The following year, 1989, two large classrooms were added to the other side of the Birchall Hall, initially one for French and the other for Geography. At a glance they appear to be part of the hall but are, in fact, detached from it (picture 1). Modifications to the adjacent classrooms were made in 2023 when the ground floor room was transformed into a reception area for parents and visitors with a study for the Head next door. These had previously been at the entrance to Cotlake House at the other end of the Junior School. Also of note was the addition of a clock above the central doorway. This was installed by the Junior and Pre-Prep Schools Parents’ Social Association in September 2000 to celebrate the millennium. 

The association came into existence in 1987. Sunday walks, barn dances, mulled wine and mince pies, barbecues after sports day and fund raising for charity were all part of its brief. Indeed, the week before the official opening of the Birchall Hall, the association committee led by Mrs Trangmar  organised a May Ball in the hall to celebrate the new building and to raise money for St Margaret’s Hospice: as a result over £500 was given to this charity. This May Ball set a precedent for the bi-annual Queen’s College Charity Ball.

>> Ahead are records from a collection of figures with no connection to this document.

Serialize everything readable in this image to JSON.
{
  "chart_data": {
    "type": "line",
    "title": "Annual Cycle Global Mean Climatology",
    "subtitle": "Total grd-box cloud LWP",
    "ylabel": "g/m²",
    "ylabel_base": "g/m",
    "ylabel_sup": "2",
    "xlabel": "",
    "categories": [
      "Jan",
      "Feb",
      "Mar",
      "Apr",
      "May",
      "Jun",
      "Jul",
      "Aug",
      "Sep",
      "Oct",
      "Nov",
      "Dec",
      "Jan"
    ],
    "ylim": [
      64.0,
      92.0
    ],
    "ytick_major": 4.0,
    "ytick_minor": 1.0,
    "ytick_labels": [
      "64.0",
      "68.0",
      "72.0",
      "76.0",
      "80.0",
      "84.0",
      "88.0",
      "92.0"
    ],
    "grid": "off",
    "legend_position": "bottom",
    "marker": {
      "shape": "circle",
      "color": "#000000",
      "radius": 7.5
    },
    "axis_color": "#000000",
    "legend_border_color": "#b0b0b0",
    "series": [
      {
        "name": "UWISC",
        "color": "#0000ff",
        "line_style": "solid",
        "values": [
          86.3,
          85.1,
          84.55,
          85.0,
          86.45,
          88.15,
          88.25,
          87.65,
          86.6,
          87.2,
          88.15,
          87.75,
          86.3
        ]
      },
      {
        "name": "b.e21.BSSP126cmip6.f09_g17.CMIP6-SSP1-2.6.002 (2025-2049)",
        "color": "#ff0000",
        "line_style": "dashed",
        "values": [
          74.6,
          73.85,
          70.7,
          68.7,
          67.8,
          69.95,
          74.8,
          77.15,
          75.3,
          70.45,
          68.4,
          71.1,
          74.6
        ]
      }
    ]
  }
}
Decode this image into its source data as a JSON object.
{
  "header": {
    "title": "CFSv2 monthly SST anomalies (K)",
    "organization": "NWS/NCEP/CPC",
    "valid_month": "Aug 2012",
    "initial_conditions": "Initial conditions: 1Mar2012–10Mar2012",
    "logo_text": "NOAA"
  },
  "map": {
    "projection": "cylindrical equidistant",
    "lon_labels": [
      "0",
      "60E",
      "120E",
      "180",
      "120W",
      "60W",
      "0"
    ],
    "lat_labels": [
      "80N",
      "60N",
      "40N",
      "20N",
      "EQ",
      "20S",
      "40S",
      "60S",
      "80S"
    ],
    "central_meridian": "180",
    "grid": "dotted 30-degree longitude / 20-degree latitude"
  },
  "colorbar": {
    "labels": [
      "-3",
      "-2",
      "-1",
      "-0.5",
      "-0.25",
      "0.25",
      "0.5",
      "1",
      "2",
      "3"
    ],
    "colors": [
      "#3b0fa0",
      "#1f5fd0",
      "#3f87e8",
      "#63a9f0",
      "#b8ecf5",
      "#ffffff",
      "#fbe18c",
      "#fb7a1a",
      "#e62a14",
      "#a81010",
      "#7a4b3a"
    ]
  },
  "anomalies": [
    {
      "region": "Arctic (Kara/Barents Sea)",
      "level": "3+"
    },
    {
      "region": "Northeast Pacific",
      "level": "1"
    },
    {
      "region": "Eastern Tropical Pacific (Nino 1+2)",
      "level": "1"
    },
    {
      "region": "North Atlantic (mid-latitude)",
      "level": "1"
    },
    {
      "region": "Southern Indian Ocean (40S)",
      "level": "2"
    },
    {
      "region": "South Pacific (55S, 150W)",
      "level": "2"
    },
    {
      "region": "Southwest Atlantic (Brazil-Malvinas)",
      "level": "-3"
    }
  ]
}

The Birchall Hall stands on land where previously there was a row of huts (picture 2). They were removed in 1986/7 allowing the builders to implement the design of Basil Tokelove, the architect, who was also a parent. The huts had been introduced in the 1950s to provide much needed teaching rooms.  Each one was large enough for a class of at least 20 pupils, they were light with a good aspect over the Upper (picture 3&4). Indeed, they were of good quality and they were used elsewhere when they were removed from Queen’s, for example, one of them became the Church Hall at Bishops Hull. Pupils were encouraged to cultivate the ground on one side of the huts (picture 5).  

Other developments of note in the Junior School since the Haynes era (1953-74) include the building of changing rooms in the early 1980s on the edge of the Upper. In the summer of 1987 the Brendon View classrooms were used. In 1999 the building on one side of the car park between Brendon View and the back of Channon House was named the Prentice Building after R.E. Prentice, Headmaster of the Junior School from 1936 to 1958. Improvements to the Head’s quarters, which form one side of the quad between the Birchall Hall and Cotlake House, were made in about 2002.